А потом я узнала, что она сама сделала кесарево своей дочери. У той случилась преждевременная отслойка, и Ирина Владимировна вместе с ней приехала в роддом не в свою смену и, заручившись разрешением сильно обалдевшего начмеда (который на попытку отговорить услышал такое…), прооперировала собственную дочь. И я до сих пор не знаю, как к этому отношусь. Как к великому мужеству? Безусловно. Как к нарушению хирургической заповеди «Не пользовать родных!»? Конечно.


– Почему? Как? Ведь вокруг так много отличных специалистов, ваших друзей и коллег! – спросила я Ирину Владимировну как-то в компании, когда все уже были слегка навеселе.

– Потому и так! – отрезала она и, выпив стакан водки, побежала звонить Великому Внуку Ванечке – напомнить, чтобы он выпил на ночь стакан тёплого молока.


Ах, да. И счастливый конец.


Чуть позже дочь Ирины Владимировны очень удачно вышла замуж. Ира ушла на пенсию и стала лучшей в мире бабушкой. Хотя и курящей. И матерящейся. Говорили, что зять её оказался очень властным, деспотичным, но беспредельно добрым и бесконечно любящим свою семью. Ира ему в рот смотрела и из его рук ела. А если начинала скандалить, он её щекотал и подкуривал для неё сигарету. И она таяла. Потому что даже много чего повидавшие и сделавшие мужественные женщины хотят, чтобы кто-то, наконец, о них самих позаботился.

Эх, Вася, Вася…

Когда я трудилась, а не ландыши в лесу с утра до ночи собирала, пока сезон лисичек не наступил, работала я – недолго – под началом толстого-претолстого заведующего. Очень толстого. Нереально толстого. До операционного стола еле руки дотягивал. Зато у него инструмент никогда не падал. Операционный. Мужской инструмент у него давно уже не поднимался. Жена ушла, прихватив сынишку. Он в её любовника из ружья стрелять ходил. Но любовник быстро бегал, потому что был нормостеником в самом расцвете физической формы. В общем, никакой личной жизни не стало.

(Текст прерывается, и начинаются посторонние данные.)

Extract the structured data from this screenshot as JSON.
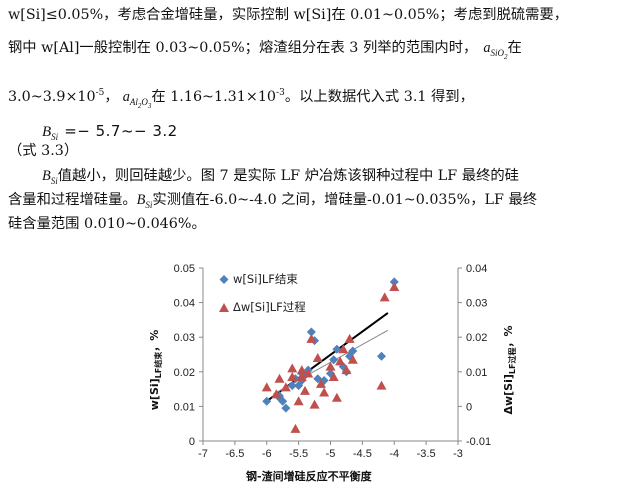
{
  "text": {
    "line1": "w[Si]≤0.05%，考虑合金增硅量，实际控制 w[Si]在 0.01~0.05%；考虑到脱硫需要，",
    "line2a": "钢中 w[Al]一般控制在 0.03~0.05%；熔渣组分在表 3 列举的范围内时，",
    "a_sym": "a",
    "sio2_sub": "SiO",
    "sio2_sub2": "2",
    "line2b": "在",
    "line3a": "3.0~3.9×10",
    "line3a_sup": "-5",
    "line3b": "，",
    "al2o3_sub": "Al",
    "al2o3_sub2": "2",
    "al2o3_sub3": "O",
    "al2o3_sub4": "3",
    "line3c": "在 1.16~1.31×10",
    "line3c_sup": "-3",
    "line3d": "。以上数据代入式 3.1 得到，",
    "formula_sym": "B",
    "formula_sub": "Si",
    "formula_rhs": "=− 5.7~− 3.2",
    "eq_label": "（式 3.3）",
    "para_sym": "B",
    "para_sub": "Si",
    "para1": "值越小，则回硅越少。图 7 是实际 LF 炉冶炼该钢种过程中 LF 最终的硅",
    "para2a": "含量和过程增硅量。",
    "para2b": "实测值在-6.0~-4.0 之间，增硅量-0.01~0.035%，LF 最终",
    "para3": "硅含量范围 0.010~0.046%。"
  },
  "chart_data": {
    "type": "scatter",
    "title": "",
    "xlabel": "钢-渣间增硅反应不平衡度",
    "ylabel_left": "w[Si]",
    "ylabel_left_sub": "LF结束",
    "ylabel_left_unit": "，%",
    "ylabel_right": "Δw[Si]",
    "ylabel_right_sub": "LF过程",
    "ylabel_right_unit": "，%",
    "xlim": [
      -7,
      -3
    ],
    "ylim_left": [
      0,
      0.05
    ],
    "ylim_right": [
      -0.01,
      0.04
    ],
    "x_ticks": [
      "-7",
      "-6.5",
      "-6",
      "-5.5",
      "-5",
      "-4.5",
      "-4",
      "-3.5",
      "-3"
    ],
    "y_left_ticks": [
      "0",
      "0.01",
      "0.02",
      "0.03",
      "0.04",
      "0.05"
    ],
    "y_right_ticks": [
      "-0.01",
      "0",
      "0.01",
      "0.02",
      "0.03",
      "0.04"
    ],
    "legend_placement": "top-left",
    "series": [
      {
        "name": "w[Si]LF结束",
        "marker": "diamond",
        "color": "#4f81bd",
        "axis": "left",
        "points": [
          [
            -6.0,
            0.0115
          ],
          [
            -5.8,
            0.013
          ],
          [
            -5.75,
            0.0115
          ],
          [
            -5.7,
            0.0095
          ],
          [
            -5.6,
            0.016
          ],
          [
            -5.55,
            0.018
          ],
          [
            -5.5,
            0.016
          ],
          [
            -5.45,
            0.0175
          ],
          [
            -5.4,
            0.019
          ],
          [
            -5.35,
            0.0205
          ],
          [
            -5.3,
            0.0315
          ],
          [
            -5.25,
            0.029
          ],
          [
            -5.2,
            0.018
          ],
          [
            -5.1,
            0.0175
          ],
          [
            -5.0,
            0.0195
          ],
          [
            -4.95,
            0.0235
          ],
          [
            -4.9,
            0.0265
          ],
          [
            -4.8,
            0.0215
          ],
          [
            -4.75,
            0.02
          ],
          [
            -4.7,
            0.0245
          ],
          [
            -4.65,
            0.026
          ],
          [
            -4.2,
            0.0245
          ],
          [
            -4.0,
            0.046
          ],
          [
            -5.8,
            0.0125
          ],
          [
            -5.45,
            0.0195
          ]
        ]
      },
      {
        "name": "Δw[Si]LF过程",
        "marker": "triangle",
        "color": "#c0504d",
        "axis": "right",
        "points": [
          [
            -6.0,
            0.0055
          ],
          [
            -5.85,
            0.0035
          ],
          [
            -5.8,
            0.008
          ],
          [
            -5.7,
            0.0055
          ],
          [
            -5.6,
            0.011
          ],
          [
            -5.55,
            -0.0065
          ],
          [
            -5.5,
            0.0015
          ],
          [
            -5.45,
            0.0085
          ],
          [
            -5.4,
            0.0045
          ],
          [
            -5.35,
            0.0095
          ],
          [
            -5.3,
            0.0195
          ],
          [
            -5.25,
            0.0005
          ],
          [
            -5.2,
            0.014
          ],
          [
            -5.1,
            0.004
          ],
          [
            -5.0,
            0.0115
          ],
          [
            -4.95,
            0.0085
          ],
          [
            -4.9,
            0.0025
          ],
          [
            -4.85,
            0.013
          ],
          [
            -4.8,
            0.0165
          ],
          [
            -4.75,
            0.0105
          ],
          [
            -4.7,
            0.0195
          ],
          [
            -4.2,
            0.006
          ],
          [
            -4.15,
            0.0315
          ],
          [
            -4.0,
            0.0345
          ],
          [
            -5.6,
            0.0085
          ],
          [
            -5.15,
            0.0065
          ],
          [
            -4.65,
            0.0135
          ],
          [
            -5.45,
            0.0105
          ]
        ]
      }
    ],
    "trendlines": [
      {
        "series": "w[Si]LF结束",
        "color": "#000000",
        "from": [
          -6.0,
          0.0115
        ],
        "to": [
          -4.1,
          0.037
        ]
      },
      {
        "series": "Δw[Si]LF过程",
        "color": "#888888",
        "from": [
          -5.9,
          0.0035
        ],
        "to": [
          -4.1,
          0.022
        ]
      }
    ]
  }
}
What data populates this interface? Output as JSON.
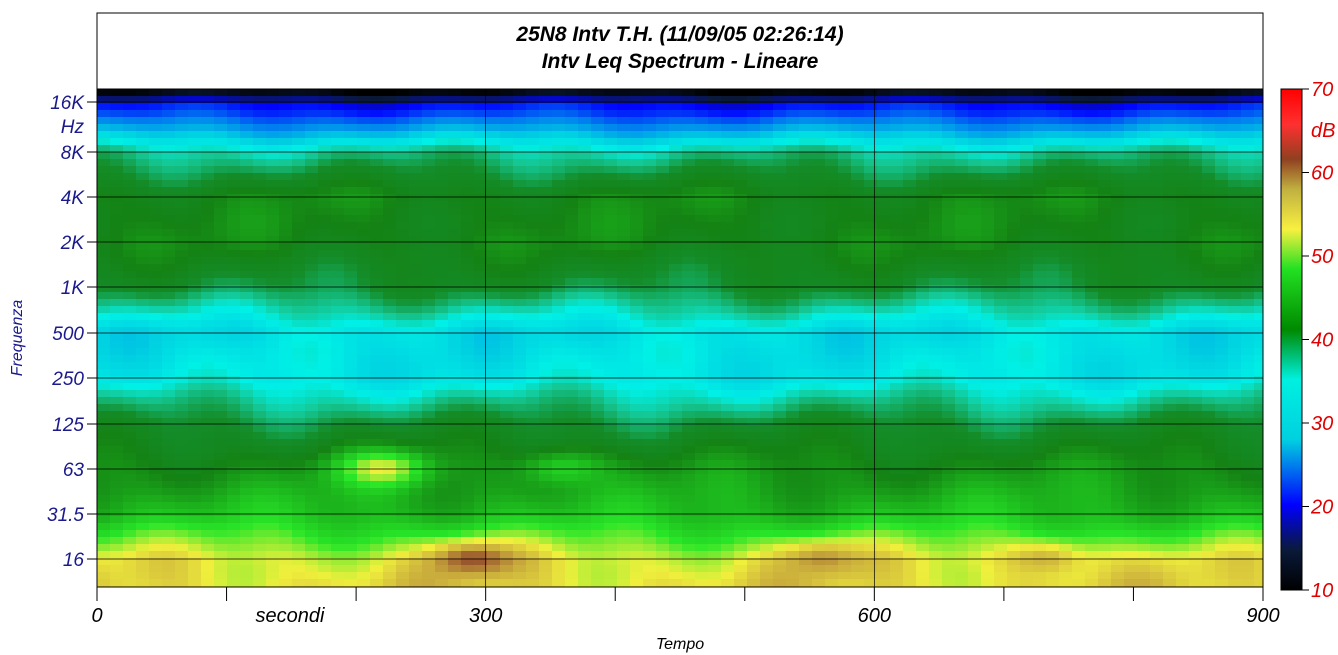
{
  "chart_data": {
    "type": "heatmap",
    "title": "25N8 Intv T.H. (11/09/05 02:26:14)",
    "subtitle": "Intv Leq Spectrum - Lineare",
    "xlabel": "Tempo",
    "ylabel": "Frequenza",
    "x_unit_label": "secondi",
    "y_unit_label": "Hz",
    "xlim": [
      0,
      900
    ],
    "x_ticks": [
      "0",
      "300",
      "600",
      "900"
    ],
    "y_ticks": [
      "16K",
      "8K",
      "4K",
      "2K",
      "1K",
      "500",
      "250",
      "125",
      "63",
      "31.5",
      "16"
    ],
    "colorbar": {
      "label": "dB",
      "range": [
        10,
        70
      ],
      "ticks": [
        "70",
        "60",
        "50",
        "40",
        "30",
        "20",
        "10"
      ]
    },
    "frequency_bands_hz": [
      "16K",
      "8K",
      "4K",
      "2K",
      "1K",
      "500",
      "250",
      "125",
      "63",
      "31.5",
      "16"
    ],
    "band_levels_db": [
      22,
      35,
      41,
      41,
      38,
      31,
      32,
      38,
      42,
      45,
      52
    ],
    "hotspots": [
      {
        "time_s": 220,
        "frequency": "63",
        "level_db": 53
      },
      {
        "time_s": 360,
        "frequency": "63",
        "level_db": 47
      },
      {
        "time_s": 290,
        "frequency": "16",
        "level_db": 58
      },
      {
        "time_s": 560,
        "frequency": "16",
        "level_db": 56
      },
      {
        "time_s": 730,
        "frequency": "16",
        "level_db": 55
      }
    ],
    "grid": true
  }
}
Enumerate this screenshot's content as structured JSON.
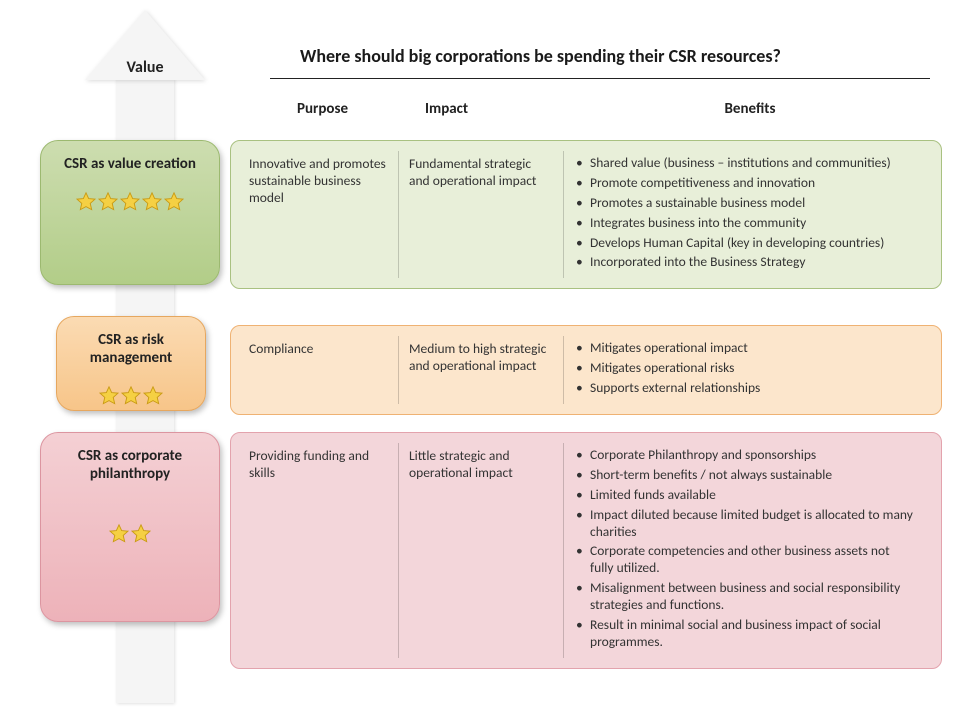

Даже медсёстры и проститутки не спасали. Потому что брюхо было – жуть. До колена реально.

Он – назовем его Вася – был пухлым мальчиком с самого раннего детства. У него была заботливая мамочка еврейских кровей (не антисемитизм – простая констатация) и непростой личной судьбы. В смысле – всю себя отдала детям. Двум сыновьям-погодкам от папы, растворившегося в неведомых далях. У мамы, в свою очередь, тоже была мама. И тоже еврейских кровей. И папа у мамы Васи был. Очень неплохо комиссаривший на хлеб их насущный с икрой, актуальной и для себя, и для дочери, и для внуков. Мама и мама мамы, пока папа-дедушка был слишком занят, сделали из сыно-внуков двух таких поросят. Поросята росли, росли и превратились в хряков.

Вася закончил мед, и дальше всё у него было кучеряво со всякими тогдашними спецклинординатурами и странами Африки, освобождёнными от французских захватчиков. В общем, и деньги были и квартиро-машины. И мама. Мама, кстати, ему даже на работу судки носила. Жуть. Хотя он по ночам из ресторанов заказывал. Ну и больничной кухней не брезговал. Ведро овсянки мог, к примеру, за один присест слопать, если на диете сидел. И изюма два кило.

Жил он уже практически в больнице, потому что очень жадный был. Клиентов громадьё. И если у кого из поступивших хоть мало-мальские бабки, или хоть курица там дохлая, или бутылка-конфеты – Вася всё на себя брал. Вот такой был хороший человек. Даже чужих клиентов уводил. Ты всю беременность мудохаешься, чуть не на руках носишь, а он – раз! – деньги чует и мухой к начмеду, мол, сложный случай, только заведующему под силу. И сидит в родзале, шутки шутит. А бабы и довольны. Шутки шутит и сидит при них неотлучно, – значит, доктор хороший, чего ж ещё?